Server Name Indication (SNI)
Step 5. Upload certificate and private key.
You need to provide a certificate and private key. The example shown in the image uses PEM format:
Step 6. Verify the uploaded certificate information.
Step 7. Click the SUBMIT button and this is the end result.
Step 8. Enable Akamai Connect.
Navigate to Devices > Configure > Caching > Akamai Connect.
Step 9. Enable the SSL Interposer on the branch WAAS (Required only for Single Side Setup).
Step 1. You need to have Akamai Connect enabled on branch WAAS.
WAAS-BRANCH# show accelerator http object-cache
Akamai Connected Cache State
Ensure Operational State is Running and Connect State is Connected.
Step 2. Verify Youtube Acceleration on Client.
When you access Youtube you must see the certificate signed by your own CA:
Step 3. Verify on WAAS.
Verify if SSL AO is correctly applied to the traffic:
Example Output from the CLI when running WAAS software prior to 6.2.3 (SSL AO v1 and Dual Site Setup)
Check the ce-access-errorlog on the branch WAAS. Log entries for optimized traffic have a code of 10000 associated with them (Indicate classified as OTT-Youtube) and h - - - 200 indicates that the object cache is hit and traffic is served locally. The most acceleration is expected on googlevideo. You can open multiple browsers on the test machine and play the same video at the same time to test the setup:
Problem: The browser cannot connect to Youtube and there is no certificate pushed.

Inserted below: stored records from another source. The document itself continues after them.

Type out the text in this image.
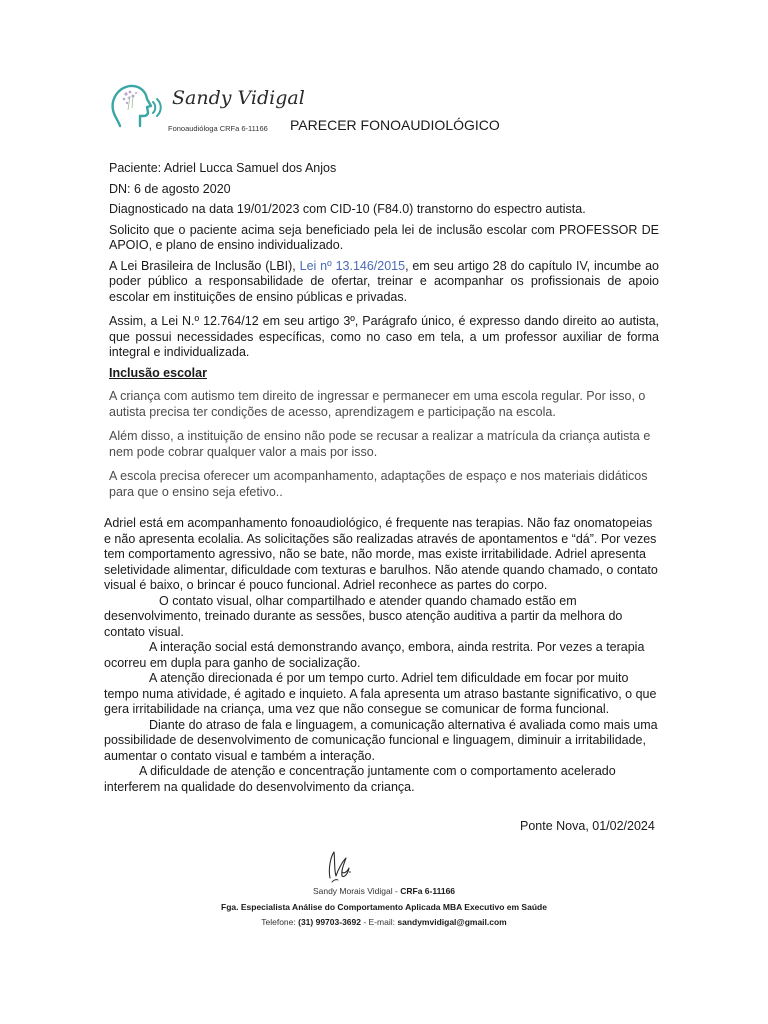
Sandy Vidigal
Fonoaudióloga CRFa 6-11166 PARECER FONOAUDIOLÓGICO

Paciente: Adriel Lucca Samuel dos Anjos

DN: 6 de agosto 2020

Diagnosticado na data 19/01/2023 com CID-10 (F84.0) transtorno do espectro autista.

Solicito que o paciente acima seja beneficiado pela lei de inclusão escolar com PROFESSOR DE APOIO, e plano de ensino individualizado.

A Lei Brasileira de Inclusão (LBI), Lei nº 13.146/2015, em seu artigo 28 do capítulo IV, incumbe ao poder público a responsabilidade de ofertar, treinar e acompanhar os profissionais de apoio escolar em instituições de ensino públicas e privadas.

Assim, a Lei N.º 12.764/12 em seu artigo 3º, Parágrafo único, é expresso dando direito ao autista, que possui necessidades específicas, como no caso em tela, a um professor auxiliar de forma integral e individualizada.

Inclusão escolar

A criança com autismo tem direito de ingressar e permanecer em uma escola regular. Por isso, o autista precisa ter condições de acesso, aprendizagem e participação na escola.

Além disso, a instituição de ensino não pode se recusar a realizar a matrícula da criança autista e nem pode cobrar qualquer valor a mais por isso.

A escola precisa oferecer um acompanhamento, adaptações de espaço e nos materiais didáticos para que o ensino seja efetivo..

Adriel está em acompanhamento fonoaudiológico, é frequente nas terapias. Não faz onomatopeias e não apresenta ecolalia. As solicitações são realizadas através de apontamentos e “dá”. Por vezes tem comportamento agressivo, não se bate, não morde, mas existe irritabilidade. Adriel apresenta seletividade alimentar, dificuldade com texturas e barulhos. Não atende quando chamado, o contato visual é baixo, o brincar é pouco funcional. Adriel reconhece as partes do corpo.

O contato visual, olhar compartilhado e atender quando chamado estão em desenvolvimento, treinado durante as sessões, busco atenção auditiva a partir da melhora do contato visual.

A interação social está demonstrando avanço, embora, ainda restrita. Por vezes a terapia ocorreu em dupla para ganho de socialização.

A atenção direcionada é por um tempo curto. Adriel tem dificuldade em focar por muito tempo numa atividade, é agitado e inquieto. A fala apresenta um atraso bastante significativo, o que gera irritabilidade na criança, uma vez que não consegue se comunicar de forma funcional.

Diante do atraso de fala e linguagem, a comunicação alternativa é avaliada como mais uma possibilidade de desenvolvimento de comunicação funcional e linguagem, diminuir a irritabilidade, aumentar o contato visual e também a interação.

A dificuldade de atenção e concentração juntamente com o comportamento acelerado interferem na qualidade do desenvolvimento da criança.

Ponte Nova, 01/02/2024
Sandy Morais Vidigal - CRFa 6-11166
Fga. Especialista Análise do Comportamento Aplicada MBA Executivo em Saúde
Telefone: (31) 99703-3692 - E-mail: sandymvidigal@gmail.com
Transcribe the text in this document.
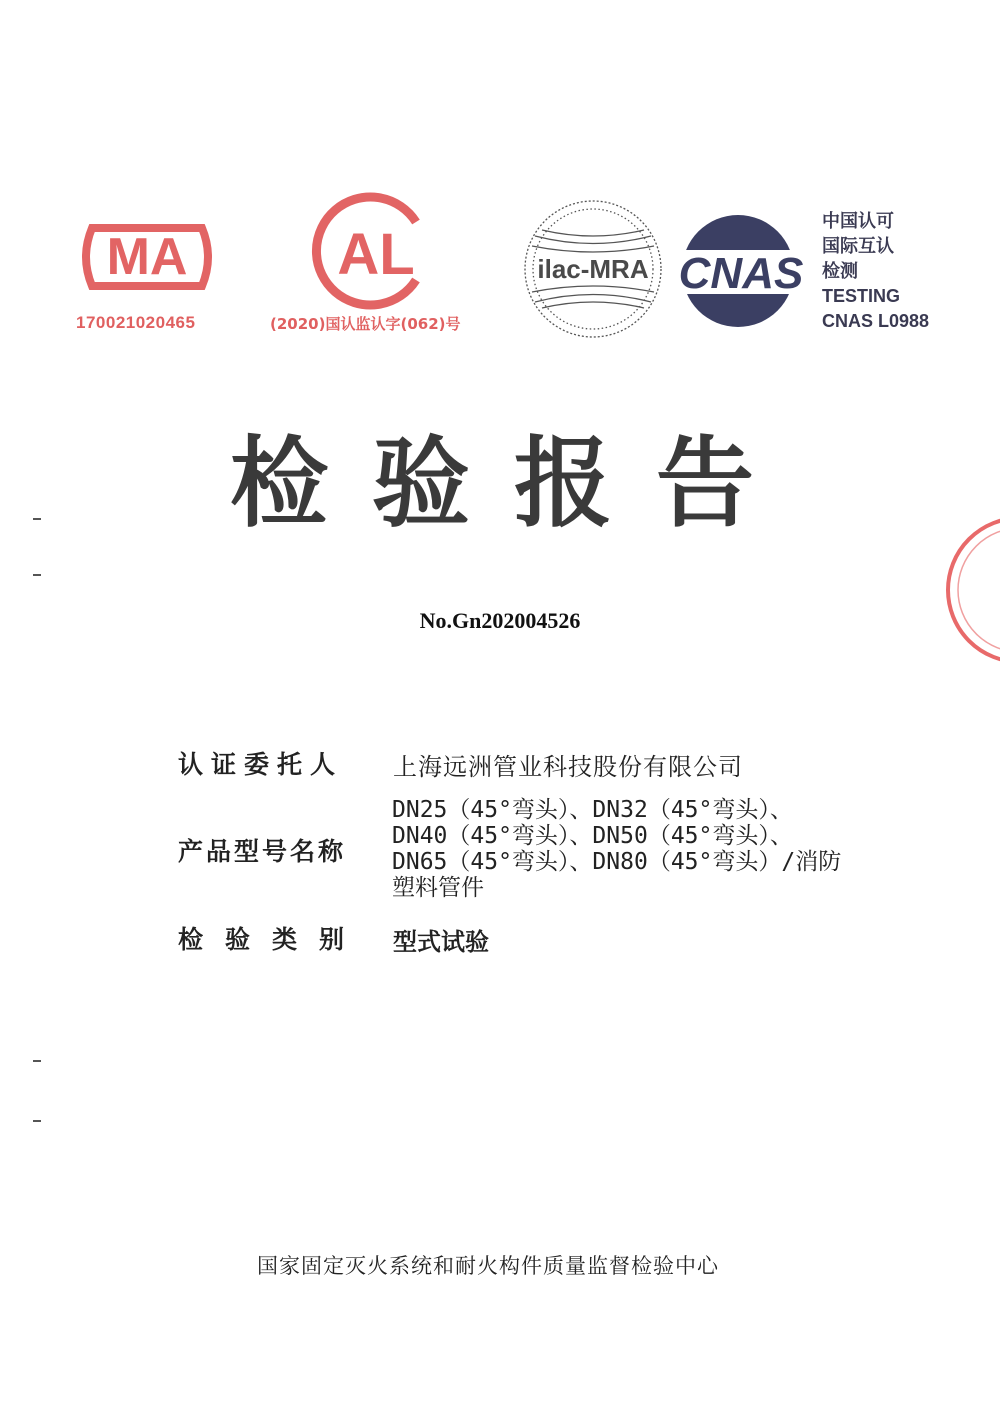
MA
170021020465
AL
(2020)国认监认字(062)号
ilac-MRA CNAS
中国认可
国际互认
检测
TESTING
CNAS L0988
检验报告
No.Gn202004526
认证委托人 上海远洲管业科技股份有限公司
产品型号名称
DN25（45°弯头）、DN32（45°弯头）、
DN40（45°弯头）、DN50（45°弯头）、
DN65（45°弯头）、DN80（45°弯头）/消防
塑料管件
检验类别 型式试验
国家固定灭火系统和耐火构件质量监督检验中心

This can be caused by the core WAAS not trusting the certificate pushed by Youtube.
Uncheck this on SSL accelerated service.
Problem: Traffic hits Akamai Connect Engine but there is no Cache hit.
This can be caused by enforcing the If-Modified-since (IMF) check on the branch WAAS. The IMS option may check the enforced logging of users activity to a proxy server or usage analysis device. When IMS check is enabled, in the current OTT version, Youtube always requests the client to fetch the latest copy from the origin server.
Uncheck these on the branch WAAS to disable IMS checking:
Navigate to Configure > Caching > Akamai Connect.
This issue is expected to be fixed in WAAS 6.3 and beyond.
Problem: Akamai Cache breaks HTTPS connection when going through a proxy with Authentication.
When you need to go through a proxy before going to the internet and the proxy requires authentication, WAAS may break the HTTPS connection. Packet capture taken on branch WAAS shows the response of HTTP 407 from the server site. However, the capture stops after the first packet. Subsequent packets are not sent and the response is incomplete.
This is tracked in defect CSCva26420 and is likely to be fixed in WAAS 6.3 release.